There, in the distance, I saw her in the rain, running along the road. My first impulse was to follow her and run her down. But luckily I considered the effect this might have in increasing her terror, and stopped. She was soon out of sight. I wandered about the road calling her name, and calling on Heaven to have a little pity—a little mercy.

III

I decided to return to the house, but found that I had lost my way in the obscurity and pelting rain. For hours I wandered about, without the slightest clue as to where I was. I was literally soaked to the skin. Several times I fell into holes in a morass, and was up to my hips in moss and mud and water. Then I began to call out for assistance till I was hoarse. I might as well have called out on an uninhabited island.

The night wore on, and the darkness grew so intense that I could scarcely see my hand when I held it up. Every star in the heavens was hid away as by a thick-pall.

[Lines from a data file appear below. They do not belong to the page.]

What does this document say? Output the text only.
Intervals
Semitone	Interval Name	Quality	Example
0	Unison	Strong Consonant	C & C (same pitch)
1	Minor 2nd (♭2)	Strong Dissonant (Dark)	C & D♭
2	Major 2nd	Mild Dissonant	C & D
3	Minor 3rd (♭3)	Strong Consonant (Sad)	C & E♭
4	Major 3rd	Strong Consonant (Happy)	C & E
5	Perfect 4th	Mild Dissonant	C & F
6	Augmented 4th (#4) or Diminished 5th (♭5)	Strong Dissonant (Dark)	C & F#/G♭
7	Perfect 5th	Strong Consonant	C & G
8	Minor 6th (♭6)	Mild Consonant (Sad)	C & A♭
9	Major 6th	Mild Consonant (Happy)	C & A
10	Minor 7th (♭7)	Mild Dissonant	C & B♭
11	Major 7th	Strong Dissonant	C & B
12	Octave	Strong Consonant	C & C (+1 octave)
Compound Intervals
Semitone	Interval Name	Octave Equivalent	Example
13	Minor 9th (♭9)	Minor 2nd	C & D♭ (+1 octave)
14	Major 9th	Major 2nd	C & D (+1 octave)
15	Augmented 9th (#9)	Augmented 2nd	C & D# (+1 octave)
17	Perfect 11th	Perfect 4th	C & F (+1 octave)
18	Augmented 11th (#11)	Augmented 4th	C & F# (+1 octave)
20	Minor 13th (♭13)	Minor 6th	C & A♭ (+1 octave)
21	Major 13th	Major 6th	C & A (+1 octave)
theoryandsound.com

The darkness was positively benumbing to the faculties, and added, if possible, to the misery I was in on account of Winifred. Suddenly my progress was arrested. I had fallen violently against something. A human body, a woman! I thrust out my hand and seized a woman's damp arm.

'Winifred,' I cried, 'it's Henry.'

'I thought as much.' said the voice of the Gypsy girl I had met at the wayside inn, and she seized me by the throat with a fearful grip. 'You've been to the cottage and skeared her away, and now she's seed you there she'll never come back; she'll wander about the hills till she drops down dead, or falls over the brinks.'

'O God!' I cried, as I struggled away from her. 'Winifred! Winifred!

There was silence between us then.

'You seem mighty fond on her, young man,' said the Gypsy at length, in a softened voice, 'and you don't strike out at me for grabbin' your throat.'

'Winifred! Winifred!' I said, as I thought of her on the hills on a night like this.